Wednesday, 22 June 2011



There are many reasons why parents and their children are living apart. It could be because there are family proceedings in the courts and the children are taken in to the care system whilst the decisions about their future with the birth parents is decided. During these difficult times parents are expected to attend for contact with their children as, where and when, the social workers decide. Quite often the venues chosen are inaccessible. I have worked on cases where contact is organised to take place in a remote social work office well away from public transport routes. I’ve witnessed parents turning up fifteen minutes late to be told by a family aid, that contact has now been suspended because they have not shown ‘proper commitment’. Rarely is contact supervised by qualified social work professionals. The work of contact is seen as a secondary issue and more of an inconvenience for the professionals than the very important piece of work that should be used to help the family as a whole and underpin the child’s future knowledge of its family.

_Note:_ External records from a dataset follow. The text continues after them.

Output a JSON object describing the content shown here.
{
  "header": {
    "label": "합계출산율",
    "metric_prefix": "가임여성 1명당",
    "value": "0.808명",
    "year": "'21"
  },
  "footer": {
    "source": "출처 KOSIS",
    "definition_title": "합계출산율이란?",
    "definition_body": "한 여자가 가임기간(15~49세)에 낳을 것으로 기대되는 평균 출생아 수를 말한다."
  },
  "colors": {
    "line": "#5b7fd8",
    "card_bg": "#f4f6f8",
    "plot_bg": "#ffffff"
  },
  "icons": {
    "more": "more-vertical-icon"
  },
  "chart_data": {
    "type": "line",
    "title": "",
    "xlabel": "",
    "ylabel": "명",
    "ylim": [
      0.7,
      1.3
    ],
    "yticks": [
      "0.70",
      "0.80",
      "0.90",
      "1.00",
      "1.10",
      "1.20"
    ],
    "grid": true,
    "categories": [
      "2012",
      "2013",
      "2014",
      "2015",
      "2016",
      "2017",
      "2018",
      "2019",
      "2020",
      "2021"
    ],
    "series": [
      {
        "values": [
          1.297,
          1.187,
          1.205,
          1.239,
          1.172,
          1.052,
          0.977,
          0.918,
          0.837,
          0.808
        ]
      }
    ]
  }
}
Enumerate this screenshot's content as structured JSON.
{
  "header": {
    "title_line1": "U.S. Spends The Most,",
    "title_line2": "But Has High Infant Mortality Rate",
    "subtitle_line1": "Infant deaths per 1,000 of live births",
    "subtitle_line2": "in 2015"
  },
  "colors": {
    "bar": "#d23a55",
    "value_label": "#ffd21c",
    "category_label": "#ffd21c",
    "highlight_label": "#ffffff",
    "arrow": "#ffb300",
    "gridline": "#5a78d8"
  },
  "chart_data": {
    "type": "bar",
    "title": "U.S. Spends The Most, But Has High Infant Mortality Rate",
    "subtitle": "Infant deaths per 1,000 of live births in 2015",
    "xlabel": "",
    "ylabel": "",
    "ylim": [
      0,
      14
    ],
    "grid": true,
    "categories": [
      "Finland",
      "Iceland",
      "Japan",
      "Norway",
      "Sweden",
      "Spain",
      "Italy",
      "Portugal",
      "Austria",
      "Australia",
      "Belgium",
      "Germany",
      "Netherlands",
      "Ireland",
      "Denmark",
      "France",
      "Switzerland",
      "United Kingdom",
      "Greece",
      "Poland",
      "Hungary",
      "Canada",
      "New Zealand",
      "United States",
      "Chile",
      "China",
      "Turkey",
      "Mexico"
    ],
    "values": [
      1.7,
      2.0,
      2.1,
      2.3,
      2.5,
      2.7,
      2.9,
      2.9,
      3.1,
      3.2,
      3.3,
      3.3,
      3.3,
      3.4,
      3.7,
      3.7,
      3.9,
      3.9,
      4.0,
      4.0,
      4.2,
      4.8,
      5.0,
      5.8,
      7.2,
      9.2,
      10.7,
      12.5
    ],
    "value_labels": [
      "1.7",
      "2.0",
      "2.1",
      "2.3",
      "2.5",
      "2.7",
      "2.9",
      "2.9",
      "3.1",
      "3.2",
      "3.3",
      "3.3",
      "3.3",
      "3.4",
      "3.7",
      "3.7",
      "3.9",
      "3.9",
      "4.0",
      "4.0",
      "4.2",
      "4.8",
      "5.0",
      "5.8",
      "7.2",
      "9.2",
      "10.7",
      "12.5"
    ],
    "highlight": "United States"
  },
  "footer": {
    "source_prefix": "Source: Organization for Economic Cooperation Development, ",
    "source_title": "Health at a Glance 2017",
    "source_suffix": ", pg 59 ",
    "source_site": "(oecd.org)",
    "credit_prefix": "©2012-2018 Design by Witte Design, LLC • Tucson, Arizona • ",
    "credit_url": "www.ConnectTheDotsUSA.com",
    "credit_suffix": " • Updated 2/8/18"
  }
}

David and his wife Kim have twin sons. The boys were removed from the parents at four months for unexplained injuries. No contact was arranged and the parents instructed lawyers to fight the local authority for contact. Eventually it was agreed that Dad could have 3 hrs of contact once a month supervised by the social services and, as the children were placed with Mum’s parents awaiting the court outcome as to where the children could be safely placed, she could have weekly contact supervised by her parents.

For ten months Dad’s 3 hours of contact was supervised by eight different, unqualified, family support workers in a 12x12 social work office store room with few toys and poor changing facilities.

I’d like to say that this story is not the norm, but in my experience it certainly is.